Unlike Mela Ram, the mule drivers have somewhere to go and something to deliver—sacks of potatoes! From Jaunpur to Jaunsar, the potato is probably the crop best suited to these stony, terraced fields. They have to deliver their potatoes in Landour Bazaar and return to their village before nightfall; and soon they lead their pack animals away, along the dusty road to Mussoorie.
'Tea or lassi?' Mela Ram offers me a choice, and I choose the curd preparation, which is sharp, sour and very refreshing. The wind soughs gently in the upper branches of the pine trees, and I relax in my Sheraton chair like some eighteenth century Nawab who has brought his own furniture into the wilderness. I can see why Wilson did not want to return to the plains when he came his way in the 1850s. Instead he went further and higher into the mountains and made his home among the people of the Bhagirathi valley.
Having wandered some way down the Tehri road, it is quite late by the time I return to the Landour bazaar. Lights still twinkle on the hills, but shop fronts are shuttered and the little bazaar is silent. The people living on either side of the narrow street can hear my footsteps, and I hear their casual remarks, music, a burst of laughter.

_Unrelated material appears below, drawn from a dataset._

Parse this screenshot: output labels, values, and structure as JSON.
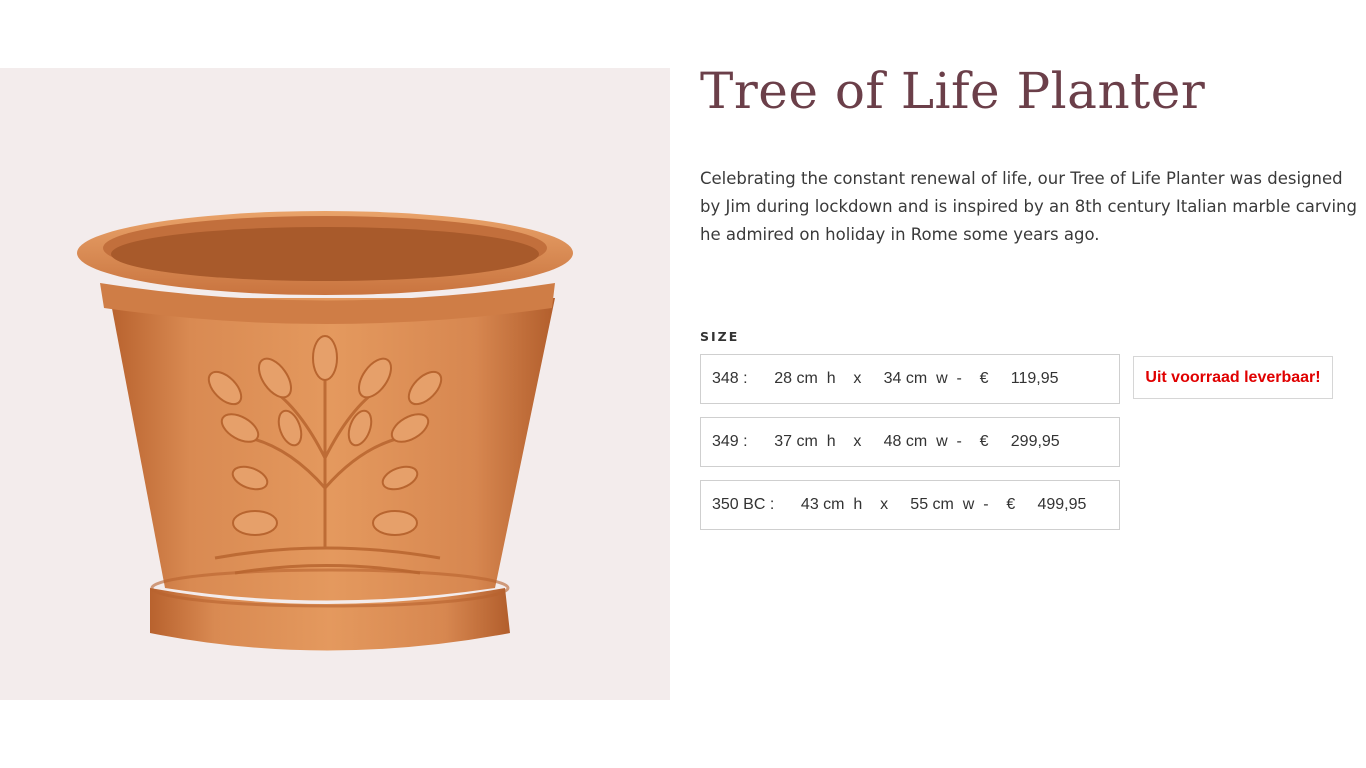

Through a gap in the rows of buildings I can see Pari Tibba outlined in the moonlight. A greenish phosphorescent glow appears to move here and there about the hillside. This is the 'fairy light' that gives the hill its name Pari Tibba, Fairy Hill. I have no explanation for it, and I don't know anyone else who has been able to explain it satisfactorily; but often from my window I see this greenish light zigzagging about the hill.
A three-quarter moon is up, and the tin roofs of the bazaar,
drenched with dew, glisten in the moonlight. Although the street is unlit, I need no torch. I can see every step of the way. I can even read the headlines on the discarded newspaper lying in the gutter.

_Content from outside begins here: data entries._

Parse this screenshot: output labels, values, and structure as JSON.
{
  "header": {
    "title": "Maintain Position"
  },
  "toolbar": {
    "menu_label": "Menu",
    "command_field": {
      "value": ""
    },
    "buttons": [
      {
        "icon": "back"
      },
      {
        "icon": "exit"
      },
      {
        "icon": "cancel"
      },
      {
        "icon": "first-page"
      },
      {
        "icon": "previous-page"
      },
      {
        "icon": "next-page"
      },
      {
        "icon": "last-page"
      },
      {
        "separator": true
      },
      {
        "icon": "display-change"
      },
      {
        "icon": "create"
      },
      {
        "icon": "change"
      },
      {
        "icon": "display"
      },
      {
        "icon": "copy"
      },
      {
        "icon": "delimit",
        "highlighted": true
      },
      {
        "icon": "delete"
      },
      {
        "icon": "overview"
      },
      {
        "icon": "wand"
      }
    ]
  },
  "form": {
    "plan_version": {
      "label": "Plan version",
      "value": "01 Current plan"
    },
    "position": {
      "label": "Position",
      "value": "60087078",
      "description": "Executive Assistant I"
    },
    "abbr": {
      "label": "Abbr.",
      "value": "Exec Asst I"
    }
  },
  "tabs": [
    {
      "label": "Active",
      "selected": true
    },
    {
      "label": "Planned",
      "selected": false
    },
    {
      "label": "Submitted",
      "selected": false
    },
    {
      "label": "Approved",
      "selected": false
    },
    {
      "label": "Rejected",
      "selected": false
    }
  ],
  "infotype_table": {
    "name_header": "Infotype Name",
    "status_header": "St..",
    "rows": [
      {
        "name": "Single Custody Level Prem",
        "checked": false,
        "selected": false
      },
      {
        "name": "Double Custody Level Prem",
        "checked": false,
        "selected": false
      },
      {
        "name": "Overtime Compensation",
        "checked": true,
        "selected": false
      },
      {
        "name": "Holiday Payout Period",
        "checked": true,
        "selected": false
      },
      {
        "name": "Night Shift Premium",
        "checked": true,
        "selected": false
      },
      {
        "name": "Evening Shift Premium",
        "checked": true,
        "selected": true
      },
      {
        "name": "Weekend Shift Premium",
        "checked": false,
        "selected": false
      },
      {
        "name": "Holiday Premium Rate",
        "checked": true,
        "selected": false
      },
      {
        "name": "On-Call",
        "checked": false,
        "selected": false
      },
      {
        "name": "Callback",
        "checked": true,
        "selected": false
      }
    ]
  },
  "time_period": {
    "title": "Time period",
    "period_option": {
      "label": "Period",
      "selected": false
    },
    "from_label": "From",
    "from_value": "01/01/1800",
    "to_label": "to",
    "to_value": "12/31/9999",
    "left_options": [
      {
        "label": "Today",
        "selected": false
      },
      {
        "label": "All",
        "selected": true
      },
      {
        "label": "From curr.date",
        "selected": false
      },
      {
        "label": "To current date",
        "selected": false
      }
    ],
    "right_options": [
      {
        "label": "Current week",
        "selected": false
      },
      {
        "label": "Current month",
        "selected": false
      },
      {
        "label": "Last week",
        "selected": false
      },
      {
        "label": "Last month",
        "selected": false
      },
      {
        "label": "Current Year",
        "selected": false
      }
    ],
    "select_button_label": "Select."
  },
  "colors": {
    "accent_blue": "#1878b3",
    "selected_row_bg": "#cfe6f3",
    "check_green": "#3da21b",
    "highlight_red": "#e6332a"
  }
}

Although I am alone on the road, I am aware of the life pulsating around me. It is a cold night, doors and windows are shut; but through the many clinks, narrow fingers of light reach out into the night. Who could still be up? A shopkeeper going through his accounts, a college student preparing for his exams, someone coughing and groaning in the dark.
Three stray dogs are romping in the middle of the road. It is their road now, and they abandon themselves to a wild chase, almost knocking me down.

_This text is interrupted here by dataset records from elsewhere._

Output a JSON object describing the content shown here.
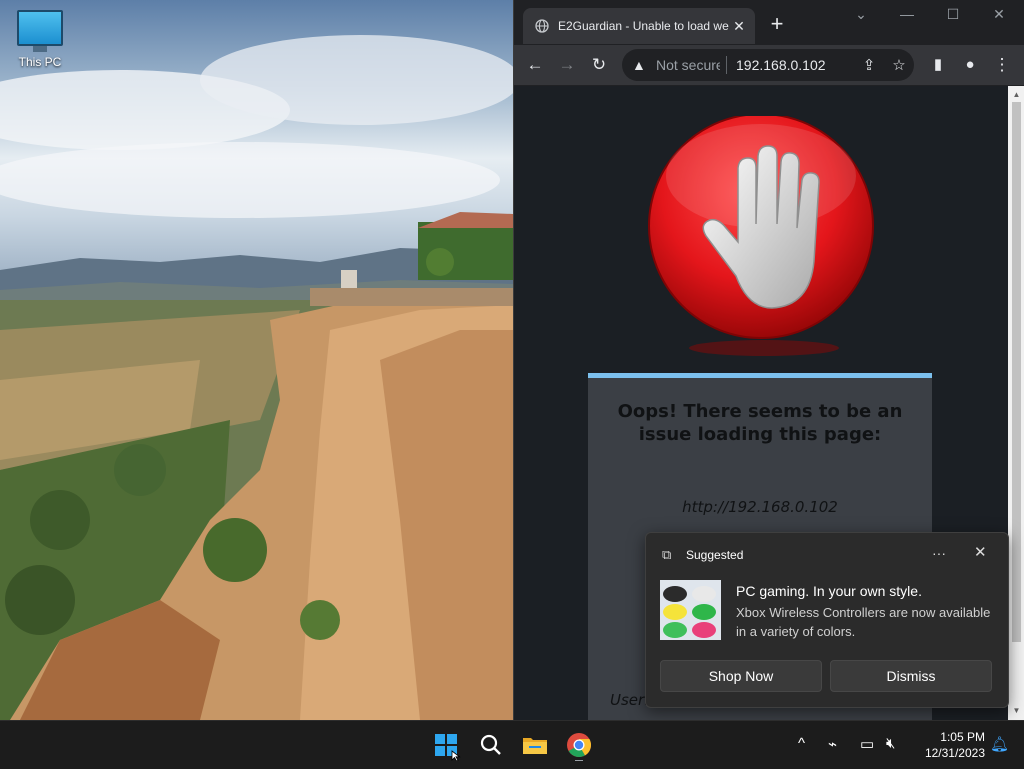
{
  "desktop": {
    "icons": [
      {
        "label": "This PC",
        "icon": "this-pc-monitor-icon"
      }
    ]
  },
  "browser": {
    "tab": {
      "title": "E2Guardian - Unable to load we",
      "icon": "globe-icon"
    },
    "window_controls": [
      "chevron-down-icon",
      "minimize-icon",
      "maximize-icon",
      "close-icon"
    ],
    "address": {
      "security_label": "Not secure",
      "url": "192.168.0.102"
    },
    "page": {
      "heading": "Oops! There seems to be an issue loading this page:",
      "requested_url": "http://192.168.0.102",
      "user_text": "User:"
    }
  },
  "notification": {
    "source": "Suggested",
    "title": "PC gaming. In your own style.",
    "body": "Xbox Wireless Controllers are now available in a variety of colors.",
    "primary_button": "Shop Now",
    "secondary_button": "Dismiss"
  },
  "taskbar": {
    "pinned": [
      "windows-start-icon",
      "search-icon",
      "file-explorer-icon",
      "chrome-icon"
    ],
    "tray": [
      "chevron-up-icon",
      "network-icon",
      "display-icon",
      "volume-mute-icon",
      "notification-bell-icon"
    ],
    "time": "1:05 PM",
    "date": "12/31/2023"
  },
  "colors": {
    "accent": "#7cc0ee",
    "stop_red": "#e4161b",
    "taskbar": "#1c1c1c"
  }
}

A jackal slinks across the road, looking to the right and left—he knows his road-drill—to make sure the dogs have gone. A field rat wriggles through a hole in a rotting plank on its nightly foray among sacks of grain and pulses.
Yes, this is an old bazaar. The bakers, tailors, silversmiths, and wholesale merchants are the grandsons of those who followed the mad sahibs to this hilltop in the thirties and forties of the last century. Most of them are plainsmen, quite prosperous, even though many of their houses are crooked and shaky.
Although the shopkeepers and tradesmen are fairly prosperous, the hill people—those who come from the surrounding Tehri and Jaunpur villages—are usually poor. Their small holdings and rocky fields do not provide them with much of a living, and men and boys have to often come into the hill-station or go down to the cities in search of a livelihood. They pull rickshaws, or work in hotels and restaurants. Most of them have somewhere to stay.